Benoit Hamon
Benoit Hamon © Silvere Gerard/Maxppp

Benoît Hamon, ministre délégué à la Consommation, assure qu'il n'y a pas de raison de douter de la bonne foi de la société roumaine qui a vendu la viande. Il ajoute que la société française Spanghero savait que la viande destinée aux plats préparés "pur boeuf" était du cheval. Spanghero est l'un des fournisseurs de l'industriel Findus.

Selon les premières conclusions de l'enquête française, le circuit de la viande de cheval a démarré il y a plusieurs mois et porte sur plus de 750 tonnes de viande. Sur cette période, le profit de la société Spanghero sur la période est estimé à 550.000 euros.

Benoît Hamon, ministre délégué à la Consommation

"Si la fraude est avérée, les auteurs seront traduits devant un tribunal correctionnel", a continué Benoît Hamon. Spanghero s'est rendu coupable d'une "tromperie économique" et sera poursuivi, a-t-il ajouté, en promettant "d'assainir la filière".

Les détails de la fraude, avec Philippe Lefebvre

Le directeur de Draap Trading (le trader chypriote qui a conclu les ventes) affirme au Guardian avoir bel et bien vendu de la viande de cheval à Spanghero: "J'étais 100% sûr que j'achetais du cheval. Nous l'avons vendu à Spanghero en France ainsi qu'à des clients en Belgique et aux Pays-Bas. Ça a été vendu comme du cheval. C'est très clair" affirme-t-il. Il explique s'être fourni auprès de deux abattoirs roumains en toute transparence : "quand ils livrent du boeuf, c'est du boeuf, quand ils vendent du cheval, c'est du cheval".

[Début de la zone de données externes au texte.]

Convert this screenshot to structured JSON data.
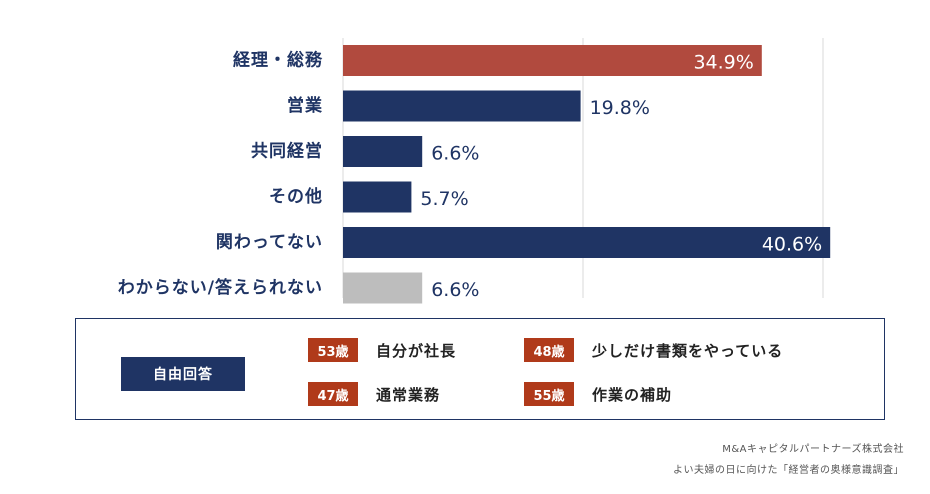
{
  "chart_data": {
    "type": "bar",
    "orientation": "horizontal",
    "categories": [
      "経理・総務",
      "営業",
      "共同経営",
      "その他",
      "関わってない",
      "わからない/答えられない"
    ],
    "values": [
      34.9,
      19.8,
      6.6,
      5.7,
      40.6,
      6.6
    ],
    "value_labels": [
      "34.9%",
      "19.8%",
      "6.6%",
      "5.7%",
      "40.6%",
      "6.6%"
    ],
    "bar_colors": [
      "#b14a3e",
      "#1f3464",
      "#1f3464",
      "#1f3464",
      "#1f3464",
      "#bdbdbd"
    ],
    "xlim": [
      0,
      40
    ],
    "grid": true
  },
  "free_response": {
    "title": "自由回答",
    "items": [
      {
        "age": "53歳",
        "text": "自分が社長"
      },
      {
        "age": "48歳",
        "text": "少しだけ書類をやっている"
      },
      {
        "age": "47歳",
        "text": "通常業務"
      },
      {
        "age": "55歳",
        "text": "作業の補助"
      }
    ]
  },
  "source": {
    "company": "M&Aキャピタルパートナーズ株式会社",
    "survey": "よい夫婦の日に向けた「経営者の奥様意識調査」"
  },
  "colors": {
    "navy": "#1f3464",
    "red": "#b14a3e",
    "gray": "#bdbdbd",
    "age_badge": "#b03a1a"
  }
}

Les implications sanitaires

De son côté, Stéphane Le Foll, ministre de l'Agriculture, annonce que Spanghero, l'un des fournisseurs de viande de Findus, se voit retirer immédiatement l'agrément sanitaire qui lui permet de traiter de la viande. Dès vendredi, une brigade nationale de vétérinaires va être envoyée dans les locaux de l'entreprise située à Castelnaudary (Aude) pour poursuivre les investigations et expertises, dont les résultats devraient être rendus dans une semaine pour décider d'un retrait d'agrément définitif ou pas, a ajouté le ministre.

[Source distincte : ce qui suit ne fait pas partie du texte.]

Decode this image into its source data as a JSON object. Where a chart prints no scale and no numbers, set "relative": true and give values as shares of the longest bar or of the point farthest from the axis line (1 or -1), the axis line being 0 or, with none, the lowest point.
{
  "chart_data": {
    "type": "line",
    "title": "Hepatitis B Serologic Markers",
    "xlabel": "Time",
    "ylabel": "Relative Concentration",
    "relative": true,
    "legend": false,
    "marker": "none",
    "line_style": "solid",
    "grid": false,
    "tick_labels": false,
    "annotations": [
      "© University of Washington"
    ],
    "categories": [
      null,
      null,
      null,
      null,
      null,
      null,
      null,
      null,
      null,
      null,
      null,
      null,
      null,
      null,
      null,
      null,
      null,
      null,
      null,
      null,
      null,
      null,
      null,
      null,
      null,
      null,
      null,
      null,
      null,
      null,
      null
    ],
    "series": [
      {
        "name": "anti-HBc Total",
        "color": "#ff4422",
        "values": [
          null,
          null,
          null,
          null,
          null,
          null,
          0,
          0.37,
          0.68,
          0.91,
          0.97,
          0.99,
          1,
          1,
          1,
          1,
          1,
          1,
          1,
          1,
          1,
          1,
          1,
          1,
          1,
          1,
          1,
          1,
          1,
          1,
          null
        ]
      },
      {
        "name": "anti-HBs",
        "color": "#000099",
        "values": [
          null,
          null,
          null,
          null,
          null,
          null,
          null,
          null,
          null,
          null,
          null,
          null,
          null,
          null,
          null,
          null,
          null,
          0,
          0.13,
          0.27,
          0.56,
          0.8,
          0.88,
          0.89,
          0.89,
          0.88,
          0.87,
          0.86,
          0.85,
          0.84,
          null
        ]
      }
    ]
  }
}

Ecoutez Jean-René Buisson, président de l'Association des professionnels de l'industrie alimentaire

Par ailleurs, les trois carcasses de cheval envoyées en France depuis des abattoirs du Royaume-Uni et contenant des traces de phénylbutazone ont été identifiées dans le Pas-de-Calais et "seront détruites", a annoncé Stéphane Le Foll. "Elles ne sont pas rentrées dans la chaîne alimentaire", a-t-il encore assuré. Les animaux traités à la phénylbutazone, un anti-douleur, ne sont pas autorisés à entrer dans la chaîne alimentaire.

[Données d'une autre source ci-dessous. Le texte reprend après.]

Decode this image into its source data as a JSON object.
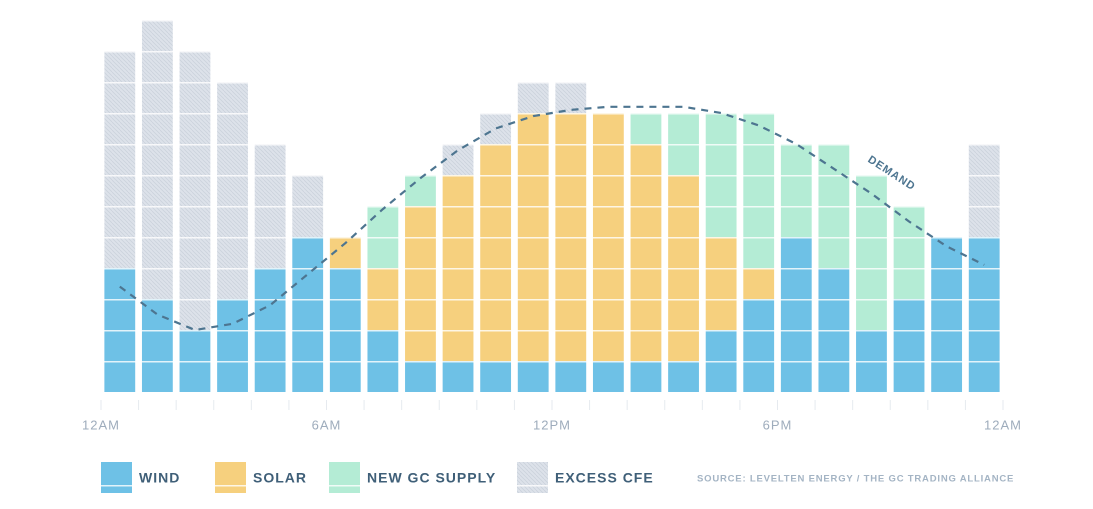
{
  "chart_data": {
    "type": "bar",
    "stacked": true,
    "x": [
      0.5,
      1.5,
      2.5,
      3.5,
      4.5,
      5.5,
      6.5,
      7.5,
      8.5,
      9.5,
      10.5,
      11.5,
      12.5,
      13.5,
      14.5,
      15.5,
      16.5,
      17.5,
      18.5,
      19.5,
      20.5,
      21.5,
      22.5,
      23.5
    ],
    "xlim": [
      0,
      24
    ],
    "xticks": [
      {
        "value": 0,
        "label": "12AM"
      },
      {
        "value": 6,
        "label": "6AM"
      },
      {
        "value": 12,
        "label": "12PM"
      },
      {
        "value": 18,
        "label": "6PM"
      },
      {
        "value": 24,
        "label": "12AM"
      }
    ],
    "ylim": [
      0,
      12
    ],
    "series": [
      {
        "name": "WIND",
        "color": "#6ec1e6",
        "values": [
          4,
          3,
          2,
          3,
          4,
          5,
          4,
          2,
          1,
          1,
          1,
          1,
          1,
          1,
          1,
          1,
          2,
          3,
          5,
          4,
          2,
          3,
          5,
          5
        ]
      },
      {
        "name": "SOLAR",
        "color": "#f6d07e",
        "values": [
          0,
          0,
          0,
          0,
          0,
          0,
          1,
          2,
          5,
          6,
          7,
          8,
          8,
          8,
          7,
          6,
          3,
          1,
          0,
          0,
          0,
          0,
          0,
          0
        ]
      },
      {
        "name": "NEW GC SUPPLY",
        "color": "#b4ecd5",
        "values": [
          0,
          0,
          0,
          0,
          0,
          0,
          0,
          2,
          1,
          0,
          0,
          0,
          0,
          0,
          1,
          2,
          4,
          5,
          3,
          4,
          5,
          3,
          0,
          0
        ]
      },
      {
        "name": "EXCESS CFE",
        "color": "#dde2ea",
        "values": [
          7,
          9,
          9,
          7,
          4,
          2,
          0,
          0,
          0,
          1,
          1,
          1,
          1,
          0,
          0,
          0,
          0,
          0,
          0,
          0,
          0,
          0,
          0,
          3
        ]
      }
    ],
    "demand": {
      "type": "line",
      "label": "DEMAND",
      "color": "#4d7590",
      "values": [
        3.4,
        2.5,
        2.0,
        2.2,
        2.8,
        3.8,
        4.8,
        5.9,
        6.9,
        7.8,
        8.5,
        8.9,
        9.1,
        9.2,
        9.2,
        9.2,
        9.0,
        8.6,
        8.0,
        7.2,
        6.4,
        5.5,
        4.7,
        4.1
      ]
    },
    "source": "SOURCE: LEVELTEN ENERGY / THE GC TRADING ALLIANCE"
  }
}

Après le Royaume-Uni et la France, des barquettes de lasagnes mal étiquetées ont été retirées des rayons aujourd'hui en Allemagne. La Suisse et la Norvège sont également concernées.

La défense de Spanghero

A Castelnaudary, dans l'Aude, les salariés de Spanghero laissent paraître leur inquiétude. Leur entreprise est clairement montrée du doigt.

Le reportage de Stéphane Iglésis

Dans un communiqué, la société Spanghero dément les conclusions de l'enquête. Elle assure "n'avoir commandé, réceptionné et revendu que de la viande réputée de boeuf" et dûment étiquetée avec la mention +BF 90/10+ sur les fiches palettes", soit une viande de boeuf avec une teneur en matière grasse de 10%.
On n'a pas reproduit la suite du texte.